今引いた『墓穴の指名者』、ダーク・ロウのせいで効果が使えなくて腐っていた『氷水のアクティ』と『氷水のトレモラ』。トレモラさんは水属性なら手札から上級モンスターでも特殊召喚する事が出来る良いカードなんだが、彼女もこのカードを「手札から墓地へ送って発動」するタイプだったため、ダーク・ロウで腐らされていた。
『ここは私の出番かな?』
「アクティ、やれんの?」
『任せてってば』
何やらアクティが自信満々にそう宣言するので、彼女を信じてみることにした。
「俺は『氷水のアクティ』を召喚!」
『むんっ!』
氷水のアクティ
ATK1000 レベル4 水
「そして、召喚に成功したアクティの効果発動! 手札から水属性モンスターのトレモラを墓地へ送ってデッキからカードを1枚ドローする!」
デッキトップに指をかけ、この状況を打破できるカードを考える。
召喚権はアクティに使ってしまった。となると、ガメシエルをどかすことが出来る魔法カードか?
そんなことを考えながら俺はカードを引く。
「!」
『ね、だから言ったでしょ』
ドローカードは『氷水艇エーギロカシス』。キングフィッシャーの様に手札から氷水モンスターに装備する事ができ、装備モンスターの攻撃力と守備力は除外されているモンスターの数×400アップする。
俺の除外ゾーンにはモンスターは居ないが、緋色はヴァイオン展開の途中で何体かモンスターを除外していた。これでガメシエルを超える攻撃力にする事が出来る!
「俺は手札からエーギロカシスの効果を発動! アクティに装備!」
アクティに装備されたエーギロカシスによって彼女の力が増していく。
ガメシエルは壊獣テーマの中でも特に攻撃力が低いカードだ。それならば攻撃力を上回るのにそう苦労は無いはずである。

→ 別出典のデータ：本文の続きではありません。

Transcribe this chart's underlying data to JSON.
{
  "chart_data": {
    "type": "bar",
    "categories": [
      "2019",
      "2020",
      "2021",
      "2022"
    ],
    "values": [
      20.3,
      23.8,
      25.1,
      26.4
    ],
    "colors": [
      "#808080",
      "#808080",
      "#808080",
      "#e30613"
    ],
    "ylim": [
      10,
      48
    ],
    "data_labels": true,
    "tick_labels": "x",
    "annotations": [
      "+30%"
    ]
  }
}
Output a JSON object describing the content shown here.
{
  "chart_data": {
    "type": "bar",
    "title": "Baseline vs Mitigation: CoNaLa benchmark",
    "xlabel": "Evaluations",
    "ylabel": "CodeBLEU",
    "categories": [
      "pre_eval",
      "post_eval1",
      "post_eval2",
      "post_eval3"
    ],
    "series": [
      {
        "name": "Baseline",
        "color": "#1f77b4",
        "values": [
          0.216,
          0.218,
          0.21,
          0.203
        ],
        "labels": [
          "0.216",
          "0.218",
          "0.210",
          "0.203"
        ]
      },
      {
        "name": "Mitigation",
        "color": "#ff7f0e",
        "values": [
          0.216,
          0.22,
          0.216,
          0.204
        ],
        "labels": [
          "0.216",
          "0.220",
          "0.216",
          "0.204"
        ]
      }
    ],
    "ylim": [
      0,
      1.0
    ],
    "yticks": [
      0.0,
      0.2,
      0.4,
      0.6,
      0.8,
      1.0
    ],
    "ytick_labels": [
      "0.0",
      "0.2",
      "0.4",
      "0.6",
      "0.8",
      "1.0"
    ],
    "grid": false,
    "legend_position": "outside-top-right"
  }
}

確か、緋色のカードで除外されたのは『融合』を手札に加えるためにヴァイオンによって除外された1枚目のファリス、自身を除外してデッキから同名カードを特殊召喚する『D-HERO ディアボリックガイ』の1枚目、アブソルートZeroを『ミラクル・フュージョン』で融合召喚するために素材とした『E・HERO リキッドマン』と『X・HERO クロスガイ』の4体。
つまり、アクティの攻撃力は400×4アップして……
氷水のアクティ
ATK1000→2600
「微妙に足りてねぇじゃねぇか!」
『てへっ』
確かにアクティがガメシエルの攻撃力を上回る事には成功したが、これで攻撃しても与えられるダメージは400のみ。残りライフは600だから後200足りて……あ。

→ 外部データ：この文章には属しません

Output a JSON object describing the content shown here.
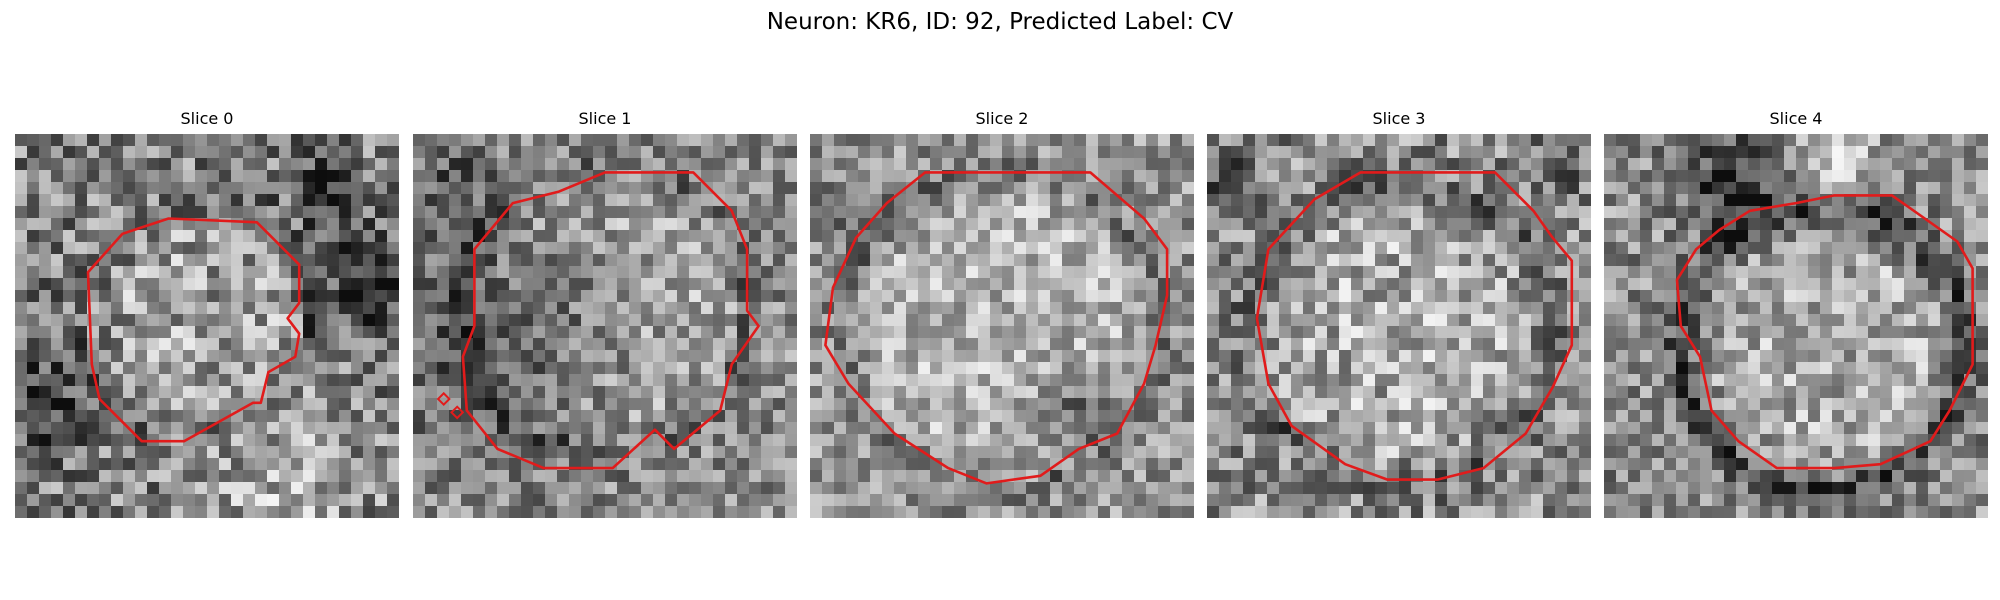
{
  "figure": {
    "title": "Neuron: KR6, ID: 92, Predicted Label: CV"
  },
  "outline_color": "#e11b1b",
  "panels": [
    {
      "title": "Slice 0",
      "seed": 11,
      "contrast": 1.35,
      "base": 0.5
    },
    {
      "title": "Slice 1",
      "seed": 23,
      "contrast": 1.1,
      "base": 0.55
    },
    {
      "title": "Slice 2",
      "seed": 37,
      "contrast": 1.05,
      "base": 0.58
    },
    {
      "title": "Slice 3",
      "seed": 41,
      "contrast": 1.25,
      "base": 0.55
    },
    {
      "title": "Slice 4",
      "seed": 53,
      "contrast": 1.15,
      "base": 0.55
    }
  ]
}
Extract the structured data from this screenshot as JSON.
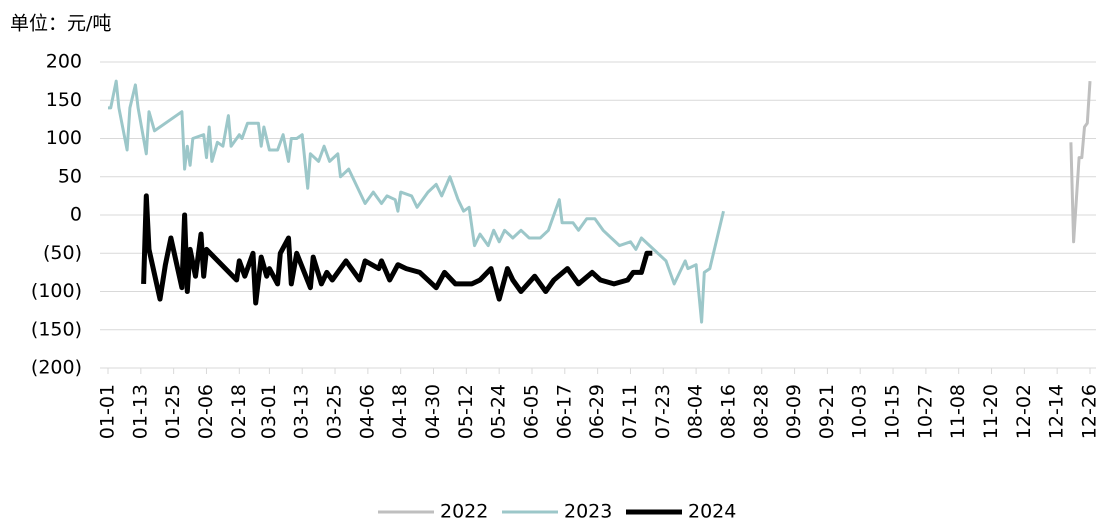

「魔法カード『墓穴の指名者』発動。墓地のインクリースを除外する」
「うわー! 最後の手札でそれかよ!」
指名者の効果によって墓地に居たインクリースは除外ゾーンへと移動する。本来は墓地で発動するモンスター効果を無効化するための妨害札なのだが……
『うおおおおお! 力が漲るううう!!』
氷水のアクティ
ATK2600→3000
除外されたモンスターが4体から5体へ増えたことでエーギロカシスの攻撃力アップ効果が1600から2000へと上昇する。

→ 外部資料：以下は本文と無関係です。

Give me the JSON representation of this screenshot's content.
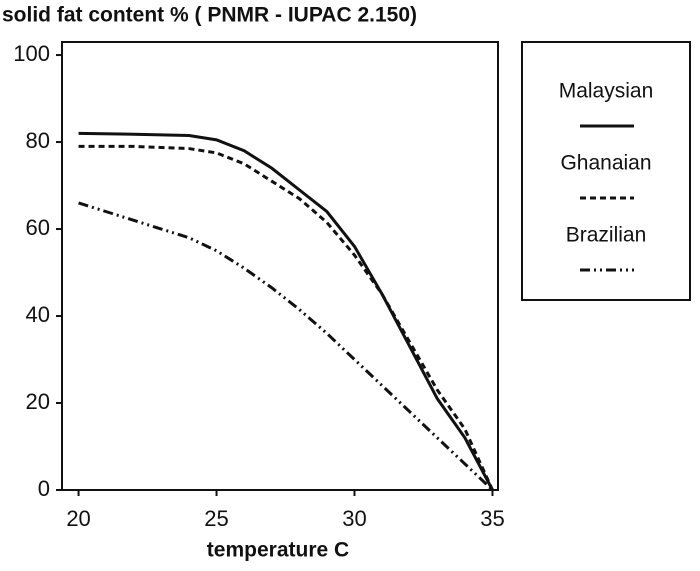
{
  "chart_data": {
    "type": "line",
    "title": "solid fat content % ( PNMR - IUPAC 2.150)",
    "x_label": "temperature C",
    "x": [
      20,
      22,
      24,
      25,
      26,
      27,
      28,
      29,
      30,
      31,
      32,
      33,
      34,
      35
    ],
    "series": [
      {
        "name": "Malaysian",
        "color": "#111111",
        "dash": "solid",
        "values": [
          82,
          81.8,
          81.5,
          80.5,
          78,
          74,
          69,
          64,
          56,
          45,
          33,
          21,
          12,
          0
        ]
      },
      {
        "name": "Ghanaian",
        "color": "#111111",
        "dash": "dashed",
        "values": [
          79,
          79,
          78.5,
          77.5,
          75,
          71,
          67,
          61.5,
          54,
          45,
          34,
          23,
          14,
          0
        ]
      },
      {
        "name": "Brazilian",
        "color": "#111111",
        "dash": "dash-dot-dot",
        "values": [
          66,
          62,
          58,
          55,
          51,
          46.5,
          41.5,
          36,
          30,
          24,
          18,
          12,
          6,
          0
        ]
      }
    ],
    "xlim": [
      19.4,
      35.2
    ],
    "xticks": [
      20,
      25,
      30,
      35
    ],
    "ylim": [
      0,
      103
    ],
    "yticks": [
      0,
      20,
      40,
      60,
      80,
      100
    ],
    "legend": "right"
  }
}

まあ……うん。さっきはあんなこと言ったけど、俺は指名者君の事頼りにしてるんだぜ?
「バトル! アクティでガメシエルに攻撃!」
『ごめんね? 恨むなら私じゃなくてあっちでよろしく』
俺を指差してとんでもない責任転嫁の言葉を吐きながら、ムキムキになった(攻撃力的な意味で)アクティは持っている杖を大きく振りかぶってガメシエルをぶっ飛ばす。
「うわあああああああああ!」
遊佐緋色
LP600→0
こうして俺は飛び込み参加のデュエル大会で優勝を手に入れることが出来たのだった。
HEROはあまり詳しくないので多分もっといい方法あると思うし、何なら普通に主人公が勝てないルートばかり思いついたのでかなりご都合主義です。ごめんなさい。